The output, as presented below, is reasonably simple to follow provided you understand multiple regression analysis. The last table presents B values for the explanatory variables only.

#### Rationale underlying two-stage least squares.

To ensure the error term does not correlate with the predictors, two-stage least squares invokes a simple rationale. In particular, each predictor can be conceptualized as comprising two components. The first component is correlated with the error term, and the second component is not correlated with the error term. SPSS attempts to extricate the uncorrelated component. In other words, only the component that is not correlated with the error term is entered into the analysis.

The question, however, is how does SPSS extricate this component? Essentially, SPSS undertake a preliminary set of multiple regression analyses. These analyses predict the explanatory variables from the instrumental variables.

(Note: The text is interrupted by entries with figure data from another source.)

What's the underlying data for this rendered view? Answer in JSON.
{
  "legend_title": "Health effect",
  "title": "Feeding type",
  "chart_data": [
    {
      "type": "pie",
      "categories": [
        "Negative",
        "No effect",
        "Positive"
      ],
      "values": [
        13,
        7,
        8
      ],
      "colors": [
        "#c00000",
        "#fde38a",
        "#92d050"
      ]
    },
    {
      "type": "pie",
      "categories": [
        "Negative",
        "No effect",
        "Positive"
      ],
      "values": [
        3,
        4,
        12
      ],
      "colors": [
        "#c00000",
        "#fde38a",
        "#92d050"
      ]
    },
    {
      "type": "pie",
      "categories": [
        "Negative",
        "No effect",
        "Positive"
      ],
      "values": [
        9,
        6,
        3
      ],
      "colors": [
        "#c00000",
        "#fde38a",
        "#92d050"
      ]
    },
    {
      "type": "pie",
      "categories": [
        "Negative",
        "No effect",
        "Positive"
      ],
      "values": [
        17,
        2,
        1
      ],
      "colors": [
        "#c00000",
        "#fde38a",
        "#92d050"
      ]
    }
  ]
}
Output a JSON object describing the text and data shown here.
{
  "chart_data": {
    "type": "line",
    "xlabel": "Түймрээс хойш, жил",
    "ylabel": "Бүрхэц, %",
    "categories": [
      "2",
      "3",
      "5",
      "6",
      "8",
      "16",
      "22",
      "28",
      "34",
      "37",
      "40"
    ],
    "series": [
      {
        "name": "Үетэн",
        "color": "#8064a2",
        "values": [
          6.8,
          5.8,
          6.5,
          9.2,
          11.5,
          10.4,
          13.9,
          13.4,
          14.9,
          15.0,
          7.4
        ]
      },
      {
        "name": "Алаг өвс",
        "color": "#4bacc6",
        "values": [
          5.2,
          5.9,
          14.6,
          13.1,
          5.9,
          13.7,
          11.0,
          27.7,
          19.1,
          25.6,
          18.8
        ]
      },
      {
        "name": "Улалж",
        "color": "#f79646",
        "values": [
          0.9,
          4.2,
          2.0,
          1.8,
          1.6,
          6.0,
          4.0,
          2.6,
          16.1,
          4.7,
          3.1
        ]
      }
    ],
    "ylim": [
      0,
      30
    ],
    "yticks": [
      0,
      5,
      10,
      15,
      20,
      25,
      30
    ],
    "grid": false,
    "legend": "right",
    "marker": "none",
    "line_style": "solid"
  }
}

In other words, for each explanatory variable, SPSS estimates the B values in this equation:

Explanatory variable = B0 + B1 x Instrumental1 + B2 x Instrumental2 + ... + Error

These equations can then be used to predict the explanatory variables from the instrumental variables. These predicted explanatory variables are exclusively a function of the instrumental variables which, in turn, are uncorrelated with the error term. Accordingly, the predicted explanatory variables are also uncorrelated with the error term, and hence the problem is solved (for a broader discussion, see Angrist & Krueger, 2001).

### References

Angrist, J., & Krueger, A. (2001). Instrumental variables and the search for identification: From supply and demand to natural experiments, Journal of Economic Perspectives, 15, 69-85.